Newcastle 3-1 Brighton: As grandes decisões de Eddie Howe geraram grandes atuações e silenciaram os que duvidam para manter vivas as fracas esperanças europeias dos Magpies, escreve CRAIG HOPE

Os duvidosos disseram Eddie HoweA ficha da equipe era uma carta de demissão – acabou sendo uma declaração de intenções. Com base nesse pedaço de papel, ele e a equipe liderada pela Arábia Saudita, presente no St James’ Park, concordariam em seguir em frente juntos na próxima temporada.
O treinador principal escolheu o seu melhor XI em mente, quando teria sido mais fácil incluir aqueles cuja ausência aumentou a sua popularidade no exterior. É sempre assim quando uma equipa perde jogos, como o Newcastle tem feito com demasiada frequência ultimamente.
Mas os apelos da grande seleção de Howe, bem como as mudanças no segundo tempo, responderam com grandes atuações, garantindo uma vitória que confirma ambos. Primeira Liga segurança e mantém viva a esperança de terminar na Europa. Que temporada estranha tem sido esta.
Não foi fácil – Brighton são um lado inteligente e confiante que entrou nesta segmentação Liga dos Campeões futebol – mas aqui estava a prova da coragem do Newcastle e, com o seu último pontapé, a glória do Harvey Barnes certificando-se da vitória. O fato de ter precisado de um gol aos 95 minutos para garantir os três pontos mostra o quão nervoso ficou dentro do St James’.
Minutos antes, o ex-jogador do Newcastle, Yankuba Minteh, perdeu um gol aberto por 2-2. Yoane Wissa então esquiou de perto na outra extremidade.
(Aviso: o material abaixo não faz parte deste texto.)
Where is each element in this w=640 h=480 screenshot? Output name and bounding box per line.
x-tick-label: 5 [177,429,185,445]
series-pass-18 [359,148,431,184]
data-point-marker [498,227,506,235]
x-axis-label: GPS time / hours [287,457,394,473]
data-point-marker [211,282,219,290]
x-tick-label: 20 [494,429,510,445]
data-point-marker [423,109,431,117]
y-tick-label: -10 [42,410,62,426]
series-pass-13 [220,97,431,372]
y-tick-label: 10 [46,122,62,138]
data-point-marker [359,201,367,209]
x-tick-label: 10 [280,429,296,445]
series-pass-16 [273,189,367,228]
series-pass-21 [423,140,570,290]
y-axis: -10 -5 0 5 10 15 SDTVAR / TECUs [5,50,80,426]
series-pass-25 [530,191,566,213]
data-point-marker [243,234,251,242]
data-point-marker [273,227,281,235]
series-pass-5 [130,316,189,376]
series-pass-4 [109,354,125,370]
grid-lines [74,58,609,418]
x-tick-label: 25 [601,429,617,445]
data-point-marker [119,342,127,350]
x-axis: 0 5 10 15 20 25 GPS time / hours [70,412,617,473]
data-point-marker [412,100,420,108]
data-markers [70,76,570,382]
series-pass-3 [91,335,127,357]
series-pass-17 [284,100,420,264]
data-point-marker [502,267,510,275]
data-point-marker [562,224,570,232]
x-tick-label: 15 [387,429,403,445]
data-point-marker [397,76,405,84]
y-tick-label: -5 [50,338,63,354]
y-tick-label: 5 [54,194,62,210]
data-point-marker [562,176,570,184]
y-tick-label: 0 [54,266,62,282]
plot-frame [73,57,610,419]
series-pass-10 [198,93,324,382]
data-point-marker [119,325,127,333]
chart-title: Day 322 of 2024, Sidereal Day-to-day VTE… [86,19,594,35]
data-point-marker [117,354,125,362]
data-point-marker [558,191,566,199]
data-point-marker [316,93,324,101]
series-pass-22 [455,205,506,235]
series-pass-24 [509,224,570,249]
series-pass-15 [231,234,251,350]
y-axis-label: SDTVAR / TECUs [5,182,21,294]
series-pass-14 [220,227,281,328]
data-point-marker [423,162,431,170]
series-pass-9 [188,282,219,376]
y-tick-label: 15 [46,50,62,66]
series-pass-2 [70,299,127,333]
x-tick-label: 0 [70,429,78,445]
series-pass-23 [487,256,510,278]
Foi o drama que Howe poderia ter passado sem, especialmente com a sua equipa a liderar por dois golos a meio da primeira parte.
Mas quando Wissa roubou a bola e puxou para o outro substituto Barnes, que marcou depois de contornar o goleiro Bart Verbruggen, isso permitiu que Howe sorrisse de uma forma que não fazia há muito tempo. Não que a tarde parecesse ter sido tão boa.
Eddie Howe (à esquerda) acertou suas grandes escolhas na vitória do Newcastle sobre Brighton no sábado
A inclusão de nomes como Jacob Murphy (à direita) foi questionada, mas valeu a pena
Dez minutos de domínio do Brighton desde o início fizeram você se perguntar qual time estava jogando em casa. O Newcastle parecia perdido, pelo menos até encontrar o primeiro gol contra a corrente do jogo. Uma palavra primeiro, porém, para a defesa de Nick Pope após apenas 80 segundos.
Karou Mitoma levou a melhor sobre Lewis Miley na esquerda e serviu a bola em uma bandeja para Jack Hinshelwood, desmarcado a 10 metros. Ele encontrou o alvo com um boi certeiro, mas Pope leu suas intenções e se agachou para se manter afastado. Se isso tivesse acontecido, contra um time com pouca confiança, você suspeita que teria lançado as bases para uma vitória do Brighton.
Não que o Newcastle parecesse pouco confiante quando atacou de trás para frente e assumiu a liderança aos 12 minutos. Bruno Guimarães desmarcou Jacob Murphy desde o fundo e, quando o extremo foi derrubado por Verbruggen, pouco depois da grande área, pela direita, teve de tomar uma decisão rápida: ficar no chão ou levantar-se e seguir em frente.
Talvez tenha sido mais instinto do que cálculo, mas vamos creditar o último a ele, porque era improvável que Verbruggen fosse expulso pela falta, dada a sua largura. E assim, levantando-se, Murphy cruzou e Osula cabeceou. Essa dupla eram duas daquelas escolhas que haviam sido questionadas.
Foi um cabeceamento que fez o 2-0, quando Dan Burn acertou um canto de Guimarães. Burn também não deveria estar no XI, segundo alguns. Ele deveria oferecer uma ameaça aérea em lances de bola parada e mais resistência na defesa, o que fez quando Howe mudou para 5-4-1 depois que Hinshelwood marcou um belo gol de 2-1 aos 60 minutos.
Pope fez mais uma grande defesa após cobrança de cabeça de Charalampos Kostoulas aos 85 minutos, justificando sua escolha, e sem isso o Newcastle não teria vencido. Na verdade, você poderia dizer o mesmo de todos aqueles que o gerente, disseram os que duvidavam, errou em escolher. Nesta ocasião, ele acertou tudo.